Show me the implementation and explain the tradeoffs.

What you're learning: Combining multiple async patterns (retry, backoff, rate limiting) into a cohesive solution. Real AI applications need exactly this complexity.

Prompt 3: Compare with Python asyncio

I know Python's asyncio has asyncio.Semaphore for concurrency limiting
and asyncio.gather() for parallel execution. Compare these to the
TypeScript patterns from this lesson:

1. Show equivalent Python code for the batchProcess function
2. What's easier in Python?
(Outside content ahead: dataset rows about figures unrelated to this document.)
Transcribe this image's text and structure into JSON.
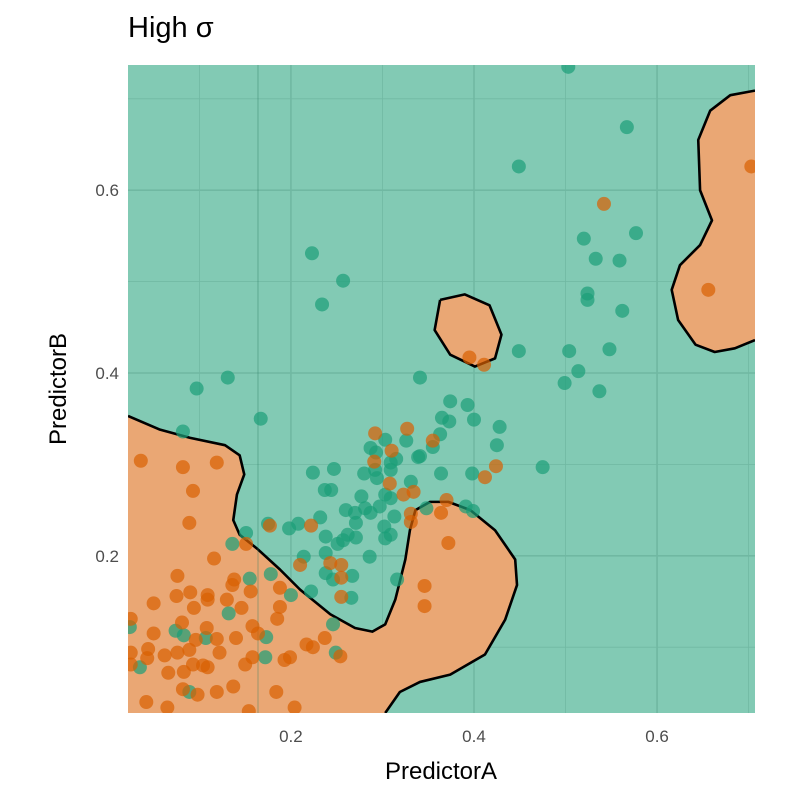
{
  "chart_data": {
    "type": "scatter",
    "title": "High σ",
    "xlabel": "PredictorA",
    "ylabel": "PredictorB",
    "xlim": [
      0.022,
      0.707
    ],
    "ylim": [
      0.028,
      0.737
    ],
    "x_ticks": [
      0.2,
      0.4,
      0.6
    ],
    "y_ticks": [
      0.2,
      0.4,
      0.6
    ],
    "x_tick_labels": [
      "0.2",
      "0.4",
      "0.6"
    ],
    "y_tick_labels": [
      "0.2",
      "0.4",
      "0.6"
    ],
    "grid": true,
    "legend": "none",
    "colors": {
      "class_teal": "#1B9E77",
      "class_orange": "#D95F02",
      "boundary": "#000000"
    },
    "background_region_class": "teal",
    "decision_regions": [
      {
        "class": "orange",
        "points": [
          [
            0.022,
            0.353
          ],
          [
            0.057,
            0.338
          ],
          [
            0.09,
            0.329
          ],
          [
            0.128,
            0.321
          ],
          [
            0.144,
            0.31
          ],
          [
            0.149,
            0.289
          ],
          [
            0.141,
            0.267
          ],
          [
            0.137,
            0.239
          ],
          [
            0.144,
            0.223
          ],
          [
            0.164,
            0.207
          ],
          [
            0.188,
            0.185
          ],
          [
            0.21,
            0.163
          ],
          [
            0.243,
            0.136
          ],
          [
            0.27,
            0.121
          ],
          [
            0.289,
            0.117
          ],
          [
            0.303,
            0.125
          ],
          [
            0.314,
            0.152
          ],
          [
            0.325,
            0.196
          ],
          [
            0.33,
            0.228
          ],
          [
            0.336,
            0.25
          ],
          [
            0.352,
            0.259
          ],
          [
            0.372,
            0.259
          ],
          [
            0.396,
            0.25
          ],
          [
            0.423,
            0.228
          ],
          [
            0.445,
            0.196
          ],
          [
            0.447,
            0.168
          ],
          [
            0.434,
            0.13
          ],
          [
            0.412,
            0.092
          ],
          [
            0.374,
            0.07
          ],
          [
            0.341,
            0.062
          ],
          [
            0.319,
            0.051
          ],
          [
            0.303,
            0.028
          ]
        ],
        "closure": [
          [
            0.022,
            0.028
          ]
        ]
      },
      {
        "class": "orange",
        "points": [
          [
            0.363,
            0.48
          ],
          [
            0.39,
            0.486
          ],
          [
            0.417,
            0.474
          ],
          [
            0.43,
            0.442
          ],
          [
            0.423,
            0.416
          ],
          [
            0.401,
            0.407
          ],
          [
            0.374,
            0.42
          ],
          [
            0.357,
            0.447
          ],
          [
            0.363,
            0.48
          ]
        ],
        "closure": []
      },
      {
        "class": "orange",
        "points": [
          [
            0.707,
            0.709
          ],
          [
            0.68,
            0.704
          ],
          [
            0.658,
            0.687
          ],
          [
            0.645,
            0.655
          ],
          [
            0.647,
            0.6
          ],
          [
            0.66,
            0.567
          ],
          [
            0.647,
            0.54
          ],
          [
            0.625,
            0.518
          ],
          [
            0.616,
            0.491
          ],
          [
            0.623,
            0.458
          ],
          [
            0.642,
            0.431
          ],
          [
            0.663,
            0.423
          ],
          [
            0.685,
            0.427
          ],
          [
            0.707,
            0.436
          ]
        ],
        "closure": []
      }
    ],
    "series": [
      {
        "class": "teal",
        "points": [
          [
            0.503,
            0.735
          ],
          [
            0.567,
            0.669
          ],
          [
            0.449,
            0.626
          ],
          [
            0.577,
            0.553
          ],
          [
            0.52,
            0.547
          ],
          [
            0.533,
            0.525
          ],
          [
            0.559,
            0.523
          ],
          [
            0.524,
            0.487
          ],
          [
            0.524,
            0.48
          ],
          [
            0.562,
            0.468
          ],
          [
            0.548,
            0.426
          ],
          [
            0.504,
            0.424
          ],
          [
            0.449,
            0.424
          ],
          [
            0.514,
            0.402
          ],
          [
            0.499,
            0.389
          ],
          [
            0.537,
            0.38
          ],
          [
            0.475,
            0.297
          ],
          [
            0.223,
            0.531
          ],
          [
            0.257,
            0.501
          ],
          [
            0.234,
            0.475
          ],
          [
            0.097,
            0.383
          ],
          [
            0.131,
            0.395
          ],
          [
            0.341,
            0.395
          ],
          [
            0.167,
            0.35
          ],
          [
            0.082,
            0.336
          ],
          [
            0.374,
            0.369
          ],
          [
            0.393,
            0.365
          ],
          [
            0.365,
            0.351
          ],
          [
            0.373,
            0.347
          ],
          [
            0.4,
            0.349
          ],
          [
            0.428,
            0.341
          ],
          [
            0.425,
            0.321
          ],
          [
            0.363,
            0.333
          ],
          [
            0.355,
            0.319
          ],
          [
            0.341,
            0.309
          ],
          [
            0.339,
            0.308
          ],
          [
            0.326,
            0.326
          ],
          [
            0.303,
            0.327
          ],
          [
            0.287,
            0.318
          ],
          [
            0.293,
            0.313
          ],
          [
            0.315,
            0.306
          ],
          [
            0.309,
            0.302
          ],
          [
            0.292,
            0.294
          ],
          [
            0.309,
            0.294
          ],
          [
            0.28,
            0.29
          ],
          [
            0.294,
            0.285
          ],
          [
            0.364,
            0.29
          ],
          [
            0.398,
            0.29
          ],
          [
            0.224,
            0.291
          ],
          [
            0.247,
            0.295
          ],
          [
            0.237,
            0.272
          ],
          [
            0.244,
            0.272
          ],
          [
            0.331,
            0.281
          ],
          [
            0.277,
            0.265
          ],
          [
            0.303,
            0.267
          ],
          [
            0.309,
            0.263
          ],
          [
            0.26,
            0.25
          ],
          [
            0.281,
            0.252
          ],
          [
            0.287,
            0.247
          ],
          [
            0.297,
            0.254
          ],
          [
            0.27,
            0.247
          ],
          [
            0.313,
            0.243
          ],
          [
            0.348,
            0.252
          ],
          [
            0.391,
            0.254
          ],
          [
            0.399,
            0.249
          ],
          [
            0.271,
            0.236
          ],
          [
            0.302,
            0.232
          ],
          [
            0.309,
            0.223
          ],
          [
            0.303,
            0.219
          ],
          [
            0.262,
            0.223
          ],
          [
            0.257,
            0.217
          ],
          [
            0.251,
            0.213
          ],
          [
            0.238,
            0.221
          ],
          [
            0.271,
            0.22
          ],
          [
            0.286,
            0.199
          ],
          [
            0.238,
            0.203
          ],
          [
            0.214,
            0.199
          ],
          [
            0.232,
            0.242
          ],
          [
            0.208,
            0.235
          ],
          [
            0.198,
            0.23
          ],
          [
            0.175,
            0.235
          ],
          [
            0.151,
            0.225
          ],
          [
            0.136,
            0.213
          ],
          [
            0.178,
            0.18
          ],
          [
            0.155,
            0.175
          ],
          [
            0.2,
            0.157
          ],
          [
            0.222,
            0.161
          ],
          [
            0.238,
            0.181
          ],
          [
            0.246,
            0.174
          ],
          [
            0.267,
            0.178
          ],
          [
            0.316,
            0.174
          ],
          [
            0.266,
            0.154
          ],
          [
            0.132,
            0.137
          ],
          [
            0.246,
            0.125
          ],
          [
            0.249,
            0.094
          ],
          [
            0.173,
            0.111
          ],
          [
            0.172,
            0.089
          ],
          [
            0.107,
            0.11
          ],
          [
            0.074,
            0.118
          ],
          [
            0.083,
            0.113
          ],
          [
            0.024,
            0.122
          ],
          [
            0.035,
            0.078
          ],
          [
            0.089,
            0.051
          ]
        ]
      },
      {
        "class": "orange",
        "points": [
          [
            0.292,
            0.334
          ],
          [
            0.327,
            0.339
          ],
          [
            0.355,
            0.326
          ],
          [
            0.31,
            0.315
          ],
          [
            0.291,
            0.303
          ],
          [
            0.424,
            0.298
          ],
          [
            0.412,
            0.286
          ],
          [
            0.308,
            0.279
          ],
          [
            0.323,
            0.267
          ],
          [
            0.334,
            0.27
          ],
          [
            0.37,
            0.261
          ],
          [
            0.331,
            0.246
          ],
          [
            0.331,
            0.237
          ],
          [
            0.364,
            0.247
          ],
          [
            0.372,
            0.214
          ],
          [
            0.177,
            0.233
          ],
          [
            0.222,
            0.233
          ],
          [
            0.151,
            0.213
          ],
          [
            0.21,
            0.19
          ],
          [
            0.243,
            0.192
          ],
          [
            0.255,
            0.19
          ],
          [
            0.255,
            0.176
          ],
          [
            0.255,
            0.155
          ],
          [
            0.346,
            0.167
          ],
          [
            0.346,
            0.145
          ],
          [
            0.036,
            0.304
          ],
          [
            0.082,
            0.297
          ],
          [
            0.119,
            0.302
          ],
          [
            0.093,
            0.271
          ],
          [
            0.089,
            0.236
          ],
          [
            0.116,
            0.197
          ],
          [
            0.076,
            0.178
          ],
          [
            0.138,
            0.174
          ],
          [
            0.136,
            0.168
          ],
          [
            0.156,
            0.161
          ],
          [
            0.188,
            0.165
          ],
          [
            0.075,
            0.156
          ],
          [
            0.09,
            0.16
          ],
          [
            0.109,
            0.157
          ],
          [
            0.109,
            0.152
          ],
          [
            0.13,
            0.152
          ],
          [
            0.146,
            0.143
          ],
          [
            0.188,
            0.144
          ],
          [
            0.05,
            0.148
          ],
          [
            0.094,
            0.143
          ],
          [
            0.185,
            0.131
          ],
          [
            0.081,
            0.127
          ],
          [
            0.025,
            0.131
          ],
          [
            0.108,
            0.121
          ],
          [
            0.05,
            0.115
          ],
          [
            0.158,
            0.123
          ],
          [
            0.164,
            0.115
          ],
          [
            0.119,
            0.109
          ],
          [
            0.14,
            0.11
          ],
          [
            0.096,
            0.108
          ],
          [
            0.044,
            0.098
          ],
          [
            0.076,
            0.094
          ],
          [
            0.062,
            0.091
          ],
          [
            0.089,
            0.097
          ],
          [
            0.122,
            0.094
          ],
          [
            0.025,
            0.094
          ],
          [
            0.043,
            0.088
          ],
          [
            0.237,
            0.11
          ],
          [
            0.217,
            0.103
          ],
          [
            0.224,
            0.1
          ],
          [
            0.254,
            0.09
          ],
          [
            0.193,
            0.086
          ],
          [
            0.199,
            0.089
          ],
          [
            0.15,
            0.081
          ],
          [
            0.158,
            0.089
          ],
          [
            0.093,
            0.081
          ],
          [
            0.104,
            0.08
          ],
          [
            0.109,
            0.078
          ],
          [
            0.025,
            0.081
          ],
          [
            0.066,
            0.072
          ],
          [
            0.083,
            0.073
          ],
          [
            0.137,
            0.057
          ],
          [
            0.119,
            0.051
          ],
          [
            0.082,
            0.054
          ],
          [
            0.098,
            0.048
          ],
          [
            0.184,
            0.051
          ],
          [
            0.042,
            0.04
          ],
          [
            0.065,
            0.034
          ],
          [
            0.204,
            0.034
          ],
          [
            0.154,
            0.03
          ],
          [
            0.542,
            0.585
          ],
          [
            0.656,
            0.491
          ],
          [
            0.703,
            0.626
          ],
          [
            0.395,
            0.417
          ],
          [
            0.411,
            0.409
          ]
        ]
      }
    ]
  }
}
What's easier in TypeScript?
3. Which patterns transfer directly between languages?

Help me build intuition that works in both ecosystems.

What you're learning: Cross-language pattern recognition. Understanding that concurrency concepts are universal even when syntax differs makes you effective in any language.


Safety note: When implementing rate limiting for production AI applications, always start conservative and monitor for 429 errors. API rate limits can change, and different endpoints may have different limits. Build in observability (logging request rates, tracking failures) so you can tune your limits based on actual behavior rather than guessing.